The patch will update the battery performance alert, allowing the device to monitor for abnormal battery behavior and automatically vibrate to tell the patient when something is wrong.
The planned updates began last year, and the latest firmware update was approved by the Food and Drug Administration last week. The update applies to about 350,000 of Abbott’s implantable cardioverter defibrillators and implantable cardiac resynchronization therapy defibrillators.
The devices were originally manufactured by St. Jude Medical, which Abbott acquired last year.
At that time, St. Jude was under fire for remaining quiet about defibrillator issues that caused rapid battery depletion. The FDA found St.

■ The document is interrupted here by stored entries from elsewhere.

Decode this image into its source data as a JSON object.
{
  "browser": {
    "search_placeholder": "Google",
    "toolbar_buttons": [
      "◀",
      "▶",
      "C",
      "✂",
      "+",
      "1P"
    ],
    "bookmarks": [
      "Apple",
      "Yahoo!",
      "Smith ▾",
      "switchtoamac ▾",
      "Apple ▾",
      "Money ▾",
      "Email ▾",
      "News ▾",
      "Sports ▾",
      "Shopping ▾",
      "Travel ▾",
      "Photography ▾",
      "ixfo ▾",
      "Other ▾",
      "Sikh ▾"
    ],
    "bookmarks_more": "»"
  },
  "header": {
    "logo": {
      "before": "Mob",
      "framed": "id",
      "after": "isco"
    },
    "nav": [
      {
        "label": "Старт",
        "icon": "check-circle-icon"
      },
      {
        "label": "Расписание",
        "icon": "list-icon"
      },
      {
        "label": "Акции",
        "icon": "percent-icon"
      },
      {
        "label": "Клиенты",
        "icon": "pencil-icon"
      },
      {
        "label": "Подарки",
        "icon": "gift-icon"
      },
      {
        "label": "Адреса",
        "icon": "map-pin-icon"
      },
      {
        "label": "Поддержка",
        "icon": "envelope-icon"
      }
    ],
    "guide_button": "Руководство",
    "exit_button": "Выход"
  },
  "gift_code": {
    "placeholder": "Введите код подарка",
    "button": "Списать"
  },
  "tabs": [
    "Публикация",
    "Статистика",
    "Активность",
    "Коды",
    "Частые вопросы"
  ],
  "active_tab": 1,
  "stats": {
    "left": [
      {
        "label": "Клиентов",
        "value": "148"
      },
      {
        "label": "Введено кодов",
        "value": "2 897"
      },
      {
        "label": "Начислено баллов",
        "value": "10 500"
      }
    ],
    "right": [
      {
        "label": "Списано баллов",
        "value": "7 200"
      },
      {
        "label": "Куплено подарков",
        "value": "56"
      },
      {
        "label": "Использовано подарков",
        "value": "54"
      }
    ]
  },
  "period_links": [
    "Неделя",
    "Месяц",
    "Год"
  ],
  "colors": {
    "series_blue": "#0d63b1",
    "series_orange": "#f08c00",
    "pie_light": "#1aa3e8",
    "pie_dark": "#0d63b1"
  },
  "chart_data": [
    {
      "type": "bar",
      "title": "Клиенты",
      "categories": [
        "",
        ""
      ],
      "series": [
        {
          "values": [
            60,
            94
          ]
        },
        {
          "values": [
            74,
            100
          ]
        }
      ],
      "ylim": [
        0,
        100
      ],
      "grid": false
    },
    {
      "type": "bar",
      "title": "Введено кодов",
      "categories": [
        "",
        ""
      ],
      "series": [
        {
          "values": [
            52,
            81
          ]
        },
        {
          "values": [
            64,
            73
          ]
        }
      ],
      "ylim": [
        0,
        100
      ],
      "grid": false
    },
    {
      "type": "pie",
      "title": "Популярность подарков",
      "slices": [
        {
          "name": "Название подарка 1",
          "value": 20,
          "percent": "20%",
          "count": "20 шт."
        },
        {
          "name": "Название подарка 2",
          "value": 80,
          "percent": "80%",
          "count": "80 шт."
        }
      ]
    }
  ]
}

Jude continued to ship these devices despite knowing about the defect. In fact, the agency found those flaws caused patient deaths.
The flaws, made public in 2016 by Muddy Waters and security firm MedSec, could allow an unauthorized user to access the defibrillators and modify the programming controls. Since acquiring St. Jude, Abbott has been working to patch those vulnerabilities.
The FDA’s recall notice said the firmware update will reduce the risk of patient harm due to premature battery depletion and potential exploitation of the flaws in the devices. The update will effectively complete the necessary patches to prevent unauthorized access.
The update is not a response to any new flaws, but are merely a continuation of last year’s patches, according to officials.
"Technology and its security are always evolving, and this firmware upgrade is part of our commitment to ensuring our products include the latest advancements and protections for patients," said Robert Ford, executive vice president of medical devices at Abbott, in a statement.